Defining a World View

Part 1

by Craig Smith

As Christians we are under no illusions that we hold different ideas – vastly different – from our nonChristian friends and neighbours. We think differently too, and act differently. Come to think of it, we speak differently and hold different values, standards, goals and aspirations. That is to say, we have a different world view than the nonChristians around us. Maybe that’s why many of us find, as the years tick by, that most of our friends are fellow Christians. Sometimes we hardly know any nonChristians at all, apart from relations, that we could comfortably have over for a meal. Why is this difference so pronounced, and why does it get greater as time goes by?

Christians believe that the Lord God is the one source of pure, undiluted truth. We further believe that He has revealed some of this truth directly to us in the Bible. It was necessary that He do this, for we could not discover pure, undiluted truth for ourselves, since we couldn’t recognize it even if we did find it. Pure and undiluted truth must be revealed by the One who holds it.
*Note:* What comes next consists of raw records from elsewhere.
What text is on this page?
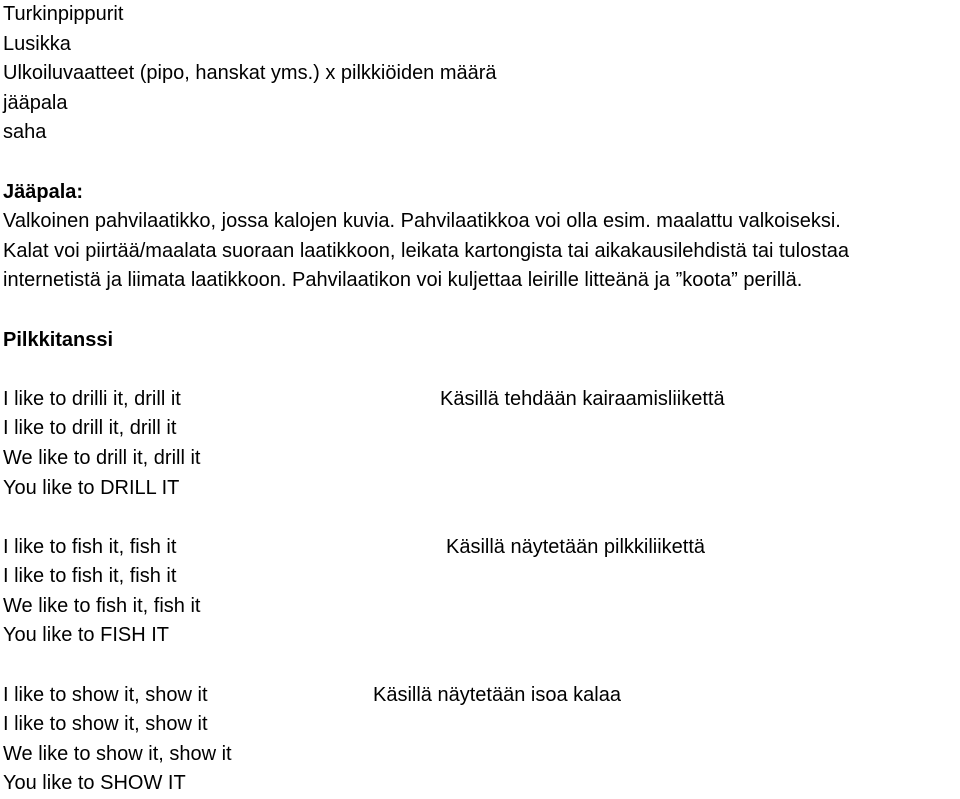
Turkinpippurit
Lusikka
Ulkoiluvaatteet (pipo, hanskat yms.) x pilkkiöiden määrä
jääpala
saha
Jääpala:
Valkoinen pahvilaatikko, jossa kalojen kuvia. Pahvilaatikkoa voi olla esim. maalattu valkoiseksi.
Kalat voi piirtää/maalata suoraan laatikkoon, leikata kartongista tai aikakausilehdistä tai tulostaa
internetistä ja liimata laatikkoon. Pahvilaatikon voi kuljettaa leirille litteänä ja ”koota” perillä.
Pilkkitanssi
I like to drilli it, drill it	Käsillä tehdään kairaamisliikettä
I like to drill it, drill it
We like to drill it, drill it
You like to DRILL IT
I like to fish it, fish it	Käsillä näytetään pilkkiliikettä
I like to fish it, fish it
We like to fish it, fish it
You like to FISH IT
I like to show it, show it	Käsillä näytetään isoa kalaa
I like to show it, show it
We like to show it, show it
You like to SHOW IT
So we Christians have at the base of everything we believe the Bible: it is acting as the foundation of our beings, the well-spring of our thoughts and thought-patterns, the motivator and director of our actions. Well, this is the ideal toward which each of us should be moving. The Bible does or is supposed to determine our Christian world view.

What, then, is determining the world views of our unbelieving friends? Most have a world view largely shaped by the West’s current commitment to rationalism, materialism and empiricism. That is, the Western cultures have fallen in love with the knowledge we humans can acquire for ourselves, things we can know for certain because they are material and can be empirically measured and tested. Since spiritual considerations cannot be empirically measured or tested, they are declared out of bounds and are therefore considered by many to be as irrelevant to life as if they were non-existent. (This is the tact taken in the public school classroom. New Zealand law states, “…and the teaching shall be entirely of a secular character.”) Science and scientists now bring us all the truth it is possible to know – or so we are told. By measuring and testing items in the world, our scientists can come to some conclusions about the nature of the world around us. Some things seem so completely beyond doubt that we call them “Laws of Nature” or self evident truths. But this then leads some to say that we humans discovered truth or formulated statements of truth as a result of our study of the world around us. Consequently, when we do not allow for the existence of non-material or spiritual realities because we cannot measure or test them, we humans end up seeing ourselves as the only source of truth.

Which means there are ultimately only two world views: the one that originates from the One who created the world, the mind of God, and He has graciously revealed it to us in the Bible; or the one that originates from the mind of man, including all its many variations, some of which acknowledge a spiritual realm.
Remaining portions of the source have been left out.